About three months later, Marty stepped on a land mine in the same spot. Miraculously, the mine had been planted upside do wn. “I got shrapnel in the base of my skull and gravel in my back and whatnot. I don’t know why I wasn’t killed.” It was afterward that he visited with the pastor.

Marty spent about five days in the hospital and later received a Purple Heart.

The Vietcong would spy on the Americans sometimes, posing as South Vietnamese, and taking jobs within the compound as barbers or other things, he said.

“The Vietcong would apply for army jobs. You didn’t know who they were. They would get in there and step off the distance to this or that.”

Marty remembers the compound being mortared every night. He slept in a protected barrack because the regular bunker was unsafe. “A lot of guys would sleep in the bunker, I don’t know why. One night the door where I would have slept was shattered. I’d have been killed if I’d have been there.”

The infantry soldiers and helicopter soldiers had the worst assignments.

“I was lucky. The infantry guys had it awful, just awful. They didn’t have facilities like we did. They were wet all the time, never had a warm shower, no hot food.”
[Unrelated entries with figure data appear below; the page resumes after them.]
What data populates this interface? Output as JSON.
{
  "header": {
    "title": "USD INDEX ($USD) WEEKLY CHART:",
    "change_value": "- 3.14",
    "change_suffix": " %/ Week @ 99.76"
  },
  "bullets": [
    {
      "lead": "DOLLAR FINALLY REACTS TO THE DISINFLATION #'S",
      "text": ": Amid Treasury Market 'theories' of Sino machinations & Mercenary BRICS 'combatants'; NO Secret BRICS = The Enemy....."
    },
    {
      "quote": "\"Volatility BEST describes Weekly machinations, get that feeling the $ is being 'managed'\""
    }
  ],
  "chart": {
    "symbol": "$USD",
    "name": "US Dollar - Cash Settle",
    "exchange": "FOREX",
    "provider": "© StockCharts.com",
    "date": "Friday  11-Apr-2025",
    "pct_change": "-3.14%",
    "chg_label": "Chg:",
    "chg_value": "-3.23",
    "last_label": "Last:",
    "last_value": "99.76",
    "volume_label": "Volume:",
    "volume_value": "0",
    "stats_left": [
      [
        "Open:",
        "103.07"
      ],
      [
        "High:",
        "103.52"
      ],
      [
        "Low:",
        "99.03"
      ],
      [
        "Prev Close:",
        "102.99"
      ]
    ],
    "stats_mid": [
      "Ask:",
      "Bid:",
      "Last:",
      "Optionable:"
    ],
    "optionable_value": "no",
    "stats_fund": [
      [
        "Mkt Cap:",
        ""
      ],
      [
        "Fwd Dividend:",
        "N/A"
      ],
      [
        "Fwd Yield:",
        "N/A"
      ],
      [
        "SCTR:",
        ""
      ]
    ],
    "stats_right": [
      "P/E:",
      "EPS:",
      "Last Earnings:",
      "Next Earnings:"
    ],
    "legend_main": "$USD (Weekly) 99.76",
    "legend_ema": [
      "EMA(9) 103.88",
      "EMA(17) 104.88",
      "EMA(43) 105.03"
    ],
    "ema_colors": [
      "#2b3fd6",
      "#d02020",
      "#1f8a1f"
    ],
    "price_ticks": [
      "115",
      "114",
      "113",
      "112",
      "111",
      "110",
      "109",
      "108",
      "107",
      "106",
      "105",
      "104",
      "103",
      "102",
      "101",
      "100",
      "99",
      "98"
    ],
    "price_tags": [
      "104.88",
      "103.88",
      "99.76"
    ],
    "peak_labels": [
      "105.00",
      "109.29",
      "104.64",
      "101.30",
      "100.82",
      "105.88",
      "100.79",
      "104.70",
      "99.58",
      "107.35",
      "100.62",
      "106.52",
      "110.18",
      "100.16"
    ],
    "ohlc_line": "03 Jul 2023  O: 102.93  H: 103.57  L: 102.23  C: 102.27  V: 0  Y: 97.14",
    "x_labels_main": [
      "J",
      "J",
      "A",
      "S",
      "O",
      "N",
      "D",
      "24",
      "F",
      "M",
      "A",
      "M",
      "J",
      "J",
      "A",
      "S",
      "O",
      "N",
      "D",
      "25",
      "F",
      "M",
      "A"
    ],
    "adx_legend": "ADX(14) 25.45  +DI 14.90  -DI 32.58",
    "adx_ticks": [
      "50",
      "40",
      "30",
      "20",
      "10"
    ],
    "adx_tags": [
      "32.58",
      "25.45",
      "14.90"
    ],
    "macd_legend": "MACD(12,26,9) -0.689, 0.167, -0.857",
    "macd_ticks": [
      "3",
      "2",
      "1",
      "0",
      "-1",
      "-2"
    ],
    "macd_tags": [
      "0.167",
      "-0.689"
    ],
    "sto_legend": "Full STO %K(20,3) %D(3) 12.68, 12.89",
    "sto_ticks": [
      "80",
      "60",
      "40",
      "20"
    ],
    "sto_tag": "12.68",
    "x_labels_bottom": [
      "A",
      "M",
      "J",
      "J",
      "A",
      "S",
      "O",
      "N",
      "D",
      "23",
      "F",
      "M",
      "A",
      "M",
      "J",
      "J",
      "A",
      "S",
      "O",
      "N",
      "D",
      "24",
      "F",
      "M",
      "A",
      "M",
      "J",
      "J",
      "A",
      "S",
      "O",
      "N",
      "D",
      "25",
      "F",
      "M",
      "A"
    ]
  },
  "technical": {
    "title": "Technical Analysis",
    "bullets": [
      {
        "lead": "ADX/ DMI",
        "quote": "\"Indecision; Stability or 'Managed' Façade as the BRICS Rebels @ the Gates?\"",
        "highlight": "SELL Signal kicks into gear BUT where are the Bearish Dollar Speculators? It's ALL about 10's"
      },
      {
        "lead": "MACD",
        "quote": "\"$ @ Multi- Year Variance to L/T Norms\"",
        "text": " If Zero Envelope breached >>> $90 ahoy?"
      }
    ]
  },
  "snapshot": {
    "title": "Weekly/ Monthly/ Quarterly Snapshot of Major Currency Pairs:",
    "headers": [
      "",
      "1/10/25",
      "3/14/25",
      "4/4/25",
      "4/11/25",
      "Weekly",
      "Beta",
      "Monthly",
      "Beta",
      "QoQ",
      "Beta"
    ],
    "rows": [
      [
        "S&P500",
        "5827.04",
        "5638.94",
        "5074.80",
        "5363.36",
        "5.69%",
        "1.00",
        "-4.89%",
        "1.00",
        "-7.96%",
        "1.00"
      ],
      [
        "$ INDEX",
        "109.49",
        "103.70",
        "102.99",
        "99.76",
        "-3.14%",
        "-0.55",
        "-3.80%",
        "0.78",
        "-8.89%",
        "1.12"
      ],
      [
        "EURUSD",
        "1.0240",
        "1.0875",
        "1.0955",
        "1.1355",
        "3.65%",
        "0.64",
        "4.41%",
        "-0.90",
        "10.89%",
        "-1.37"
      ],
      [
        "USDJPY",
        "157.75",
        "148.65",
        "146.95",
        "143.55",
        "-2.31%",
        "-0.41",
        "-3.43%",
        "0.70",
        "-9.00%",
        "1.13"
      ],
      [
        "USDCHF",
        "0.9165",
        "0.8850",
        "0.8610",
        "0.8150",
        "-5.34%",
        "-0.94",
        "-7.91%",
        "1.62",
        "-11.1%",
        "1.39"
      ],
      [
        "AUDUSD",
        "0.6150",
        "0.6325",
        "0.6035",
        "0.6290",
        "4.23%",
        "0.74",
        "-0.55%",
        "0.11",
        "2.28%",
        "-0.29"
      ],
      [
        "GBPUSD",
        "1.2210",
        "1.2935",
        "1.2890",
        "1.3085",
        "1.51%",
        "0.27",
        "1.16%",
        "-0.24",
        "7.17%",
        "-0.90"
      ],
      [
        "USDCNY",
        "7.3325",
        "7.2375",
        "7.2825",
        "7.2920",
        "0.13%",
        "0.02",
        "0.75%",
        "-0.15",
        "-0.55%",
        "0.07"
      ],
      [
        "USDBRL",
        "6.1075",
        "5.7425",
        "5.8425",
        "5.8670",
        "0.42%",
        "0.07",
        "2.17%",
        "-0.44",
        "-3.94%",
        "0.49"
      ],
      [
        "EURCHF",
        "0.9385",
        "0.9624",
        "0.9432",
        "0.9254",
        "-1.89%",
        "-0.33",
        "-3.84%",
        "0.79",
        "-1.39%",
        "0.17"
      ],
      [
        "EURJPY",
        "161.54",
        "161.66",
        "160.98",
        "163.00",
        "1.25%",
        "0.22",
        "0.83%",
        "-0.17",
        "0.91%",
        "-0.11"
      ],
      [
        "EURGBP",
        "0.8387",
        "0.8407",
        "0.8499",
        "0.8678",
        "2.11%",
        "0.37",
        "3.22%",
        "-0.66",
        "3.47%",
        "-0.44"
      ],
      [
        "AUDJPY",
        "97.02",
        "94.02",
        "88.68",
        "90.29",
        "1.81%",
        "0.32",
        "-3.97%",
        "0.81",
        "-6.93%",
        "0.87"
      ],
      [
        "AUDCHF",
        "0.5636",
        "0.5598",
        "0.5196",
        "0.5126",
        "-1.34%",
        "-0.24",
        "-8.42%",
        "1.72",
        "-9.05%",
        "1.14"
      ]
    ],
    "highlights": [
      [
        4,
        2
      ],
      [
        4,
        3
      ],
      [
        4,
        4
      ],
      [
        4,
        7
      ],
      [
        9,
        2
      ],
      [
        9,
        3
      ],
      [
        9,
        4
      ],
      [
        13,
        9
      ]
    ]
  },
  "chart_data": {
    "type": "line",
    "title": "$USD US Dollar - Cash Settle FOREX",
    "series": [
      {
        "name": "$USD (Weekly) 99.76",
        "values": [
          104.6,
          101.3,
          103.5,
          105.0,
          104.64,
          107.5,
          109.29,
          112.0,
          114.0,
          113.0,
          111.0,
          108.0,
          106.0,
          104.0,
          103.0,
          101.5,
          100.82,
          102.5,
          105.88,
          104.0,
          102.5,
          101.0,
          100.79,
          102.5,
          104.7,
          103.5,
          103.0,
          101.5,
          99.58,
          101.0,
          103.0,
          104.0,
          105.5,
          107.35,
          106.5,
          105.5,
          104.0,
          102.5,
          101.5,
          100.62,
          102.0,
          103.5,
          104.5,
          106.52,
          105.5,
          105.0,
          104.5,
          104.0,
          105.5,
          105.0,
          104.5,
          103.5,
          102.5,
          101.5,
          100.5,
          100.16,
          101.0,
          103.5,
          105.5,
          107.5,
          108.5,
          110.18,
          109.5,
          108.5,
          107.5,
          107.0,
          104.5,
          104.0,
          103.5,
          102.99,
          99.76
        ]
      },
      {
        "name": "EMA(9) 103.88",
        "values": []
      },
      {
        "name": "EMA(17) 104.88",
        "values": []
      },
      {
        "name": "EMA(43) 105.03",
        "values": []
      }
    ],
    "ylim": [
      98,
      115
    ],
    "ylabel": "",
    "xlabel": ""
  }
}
Marty’s company built roads in rural South Veitnam in an attempt to provide safe living conditions where the fighting had decimated the countryside.

He has not forgotten the poverty and squalid living conditions the Vietnamese endured. He remembers mothers prostituting their young daughters, families living in boxes on top of landfills where the flies were so thick “you had to cover your eyes and mouth when you went by.”

“Those poor people. That’s what communism, socialism, dictatorship gives you.” Marty remembers the Vietnamese as a happy people, and the children as very inquisitive and friendly. “We always had stuff for them. They loved us.”

There are some fond memories, too. He saw Bob Hope perform, as well as Ann Margret. “There would be Philippine bands, Australian bands. We played a lot of basketball at night.”

Still the tough memories remain.

“I can’t say enough about how awful it was. War affects everyone differently, but killing isn’t natural. To see someone you killed is not natural. It’s not right, but sometimes you have to do it.”

War weighed heavily on those at home, too.

His sister had shared a story about his parents. “My mother was in the kitchen one evening washing dishes and she saw the sheriff drive up the road. She didn’t realize he was coming to bring the ballot box for dad, who was the chairman of the voting committee in our precinct. She nearly collapsed when she saw the sheriff’s car coming.

“That was a tense time for the family, those 15 months. That’s one part of wars and conflicts that some people don’t realize exists,” he said.

Marty returned home after 14 months in Vietnam. He ranched his entire life and now serves in the South Dakota House of Representatives for District 28B.